1ª: Os 14, 2-10: Israel, vuelve al Señor, tu Dios, porque por tu culpa te ha hecho caer. Buscad palabras y volved al Señor. Decidle: Perdona todas nuestras culpas para que recobremos la felicidad y te ofrezcamos en sacrificio palabras de alabanza. Asiria no nos puede salvar; no montaremos ya en los caballos, y no diremos más «dios nuestro» a la obra de nuestras manos, pues en Ti encuentra compasión el huérfano.
Yo los curaré de su apostasía, los amaré de todo corazón, pues mi ira se ha apartado ya de ellos. Seré como el rocío para Israel; él florecerá como el lirio y echará sus raíces como el olmo. Sus ramas se extenderán lejos, hermosas como el ramaje del olivo, y su fragancia será como la del Líbano. Volverán a sentarse en mi sombra; cultivarán el trigo, florecerán como la viña y su renombre será como el del vino del Líbano. Efraín..., ¿qué tengo yo que ver con los ídolos? Yo lo atenderé y lo protegeré. Yo soy como un pino siempre verde; de mí procede todo fruto. Que el sabio comprenda estas cosas, que el inteligente las entienda, porque los caminos del Señor son rectos; por ellos caminarán los justos, mas los injustos tropezarán en ellos.

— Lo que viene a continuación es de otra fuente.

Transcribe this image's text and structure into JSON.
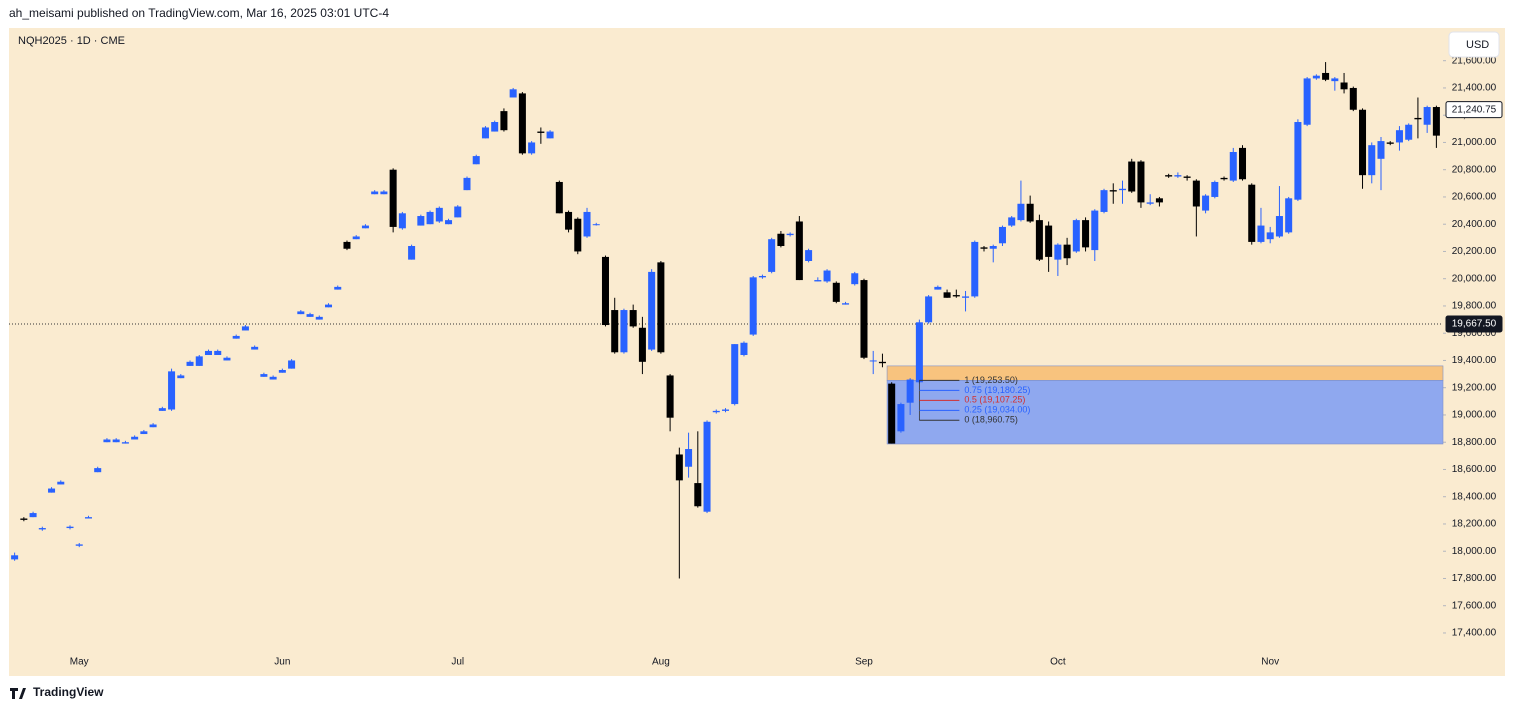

Salmo 80: Oigo un lenguaje desconocido: / "retiré sus hombros de la carga, / y sus manos dejaron la espuerta. / Clamaste en la aflicción, y te libré, / te respondí oculto entre los truenos, / te puse a prueba junto a la fuente de Meribá. / Escucha, pueblo mío, doy testimonio contra ti; / ¡ojalá me escuchases Israel! / No tendrás un dios extraño, / no adorarás un dios extranjero; / yo soy el Señor, Dios tuyo, / que saqué del país de Egipto; / abre la boca que te la llene. ¡Ojalá me escuchase mi pueblo / y caminase Israel por mi camino!: …/ te alimentaría con flor de harina, / te saciaría con miel silvestre.
Texto del Evangelio (Mc 12,28b-34): En aquel tiempo, uno de los maestros de la Ley se acercó a Jesús y le hizo esta pregunta: «¿Cuál es el primero de todos los mandamientos?». Jesús le contestó: «El primero es: Escucha, Israel: El Señor, nuestro Dios, es el único Señor, y amarás al Señor, tu Dios, con todo tu corazón, con toda tu alma, con toda tu mente y con todas tus fuerzas. El segundo es: Amarás a tu prójimo como a ti mismo. No existe otro mandamiento mayor que éstos».

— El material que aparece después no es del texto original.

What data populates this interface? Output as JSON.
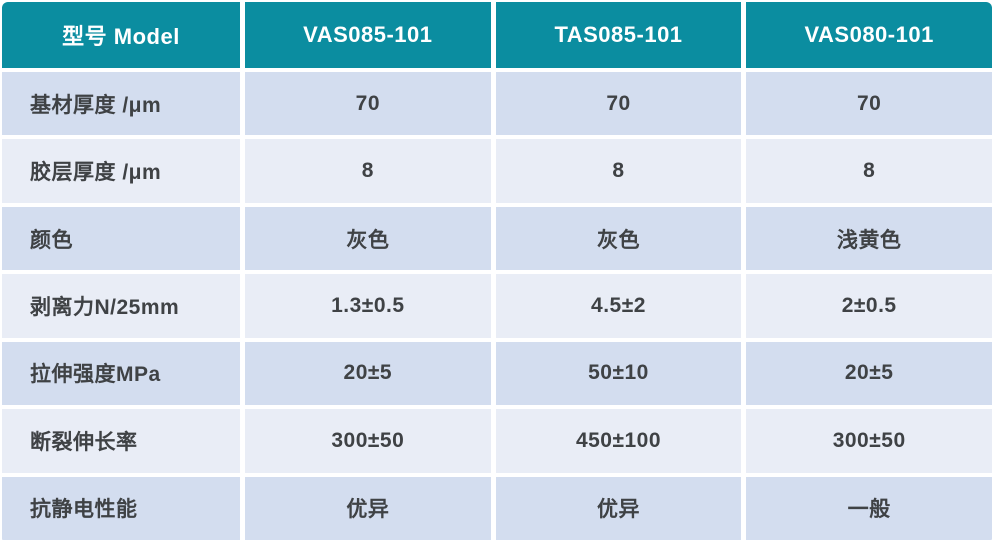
{
  "table": {
    "header": {
      "model_label": "型号 Model",
      "columns": [
        "VAS085-101",
        "TAS085-101",
        "VAS080-101"
      ]
    },
    "rows": [
      {
        "label": "基材厚度 /μm",
        "values": [
          "70",
          "70",
          "70"
        ]
      },
      {
        "label": "胶层厚度 /μm",
        "values": [
          "8",
          "8",
          "8"
        ]
      },
      {
        "label": "颜色",
        "values": [
          "灰色",
          "灰色",
          "浅黄色"
        ]
      },
      {
        "label": "剥离力N/25mm",
        "values": [
          "1.3±0.5",
          "4.5±2",
          "2±0.5"
        ]
      },
      {
        "label": "拉伸强度MPa",
        "values": [
          "20±5",
          "50±10",
          "20±5"
        ]
      },
      {
        "label": "断裂伸长率",
        "values": [
          "300±50",
          "450±100",
          "300±50"
        ]
      },
      {
        "label": "抗静电性能",
        "values": [
          "优异",
          "优异",
          "一般"
        ]
      }
    ],
    "colors": {
      "header_bg": "#0b8da0",
      "header_text": "#ffffff",
      "row_odd_bg": "#d3ddef",
      "row_even_bg": "#e9edf6",
      "body_text": "#3f4245",
      "grid_line": "#ffffff"
    }
  }
}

Le dijo el escriba: «Muy bien, Maestro; tienes razón al decir que Él es único y que no hay otro fuera de Él, y amarle con todo el corazón, con toda la inteligencia y con todas las fuerzas, y amar al prójimo como a sí mismo vale más que todos los holocaustos y sacrificios». Y Jesús, viendo que le había contestado con sensatez, le dijo: «No estás lejos del Reino de Dios». Y nadie más se atrevía ya a hacerle preguntas.
Comentario: 1. Oseas –después de sus desgracias, la más fuerte es la mujer amada que lo traiciona- termina su libro con ese canto a la conversión al Dios del amor. El perdón del profeta, que vuelve a tomar su esposa, es símbolo del amor que Dios tiene a su pueblo. “Israel, con quien Dios se ha desposado, se ha conducido como una mujer infiel, como una prostituta, y ha provocado el furor y los celos de su esposo divino. Este sigue queriéndola, y si la castiga, es para atraerla hacia sí y devolverle la alegría del primer amor.
Con una audacia que sorprende y una pasión que impresiona, el alma tierna y violenta de Oseas expresa por vez primera las relaciones de Dios con Israel mediante la imagen y terminología del matrimonio. Todo su mensaje tiene como tema fundamental el amor de Dios despreciado por su Pueblo.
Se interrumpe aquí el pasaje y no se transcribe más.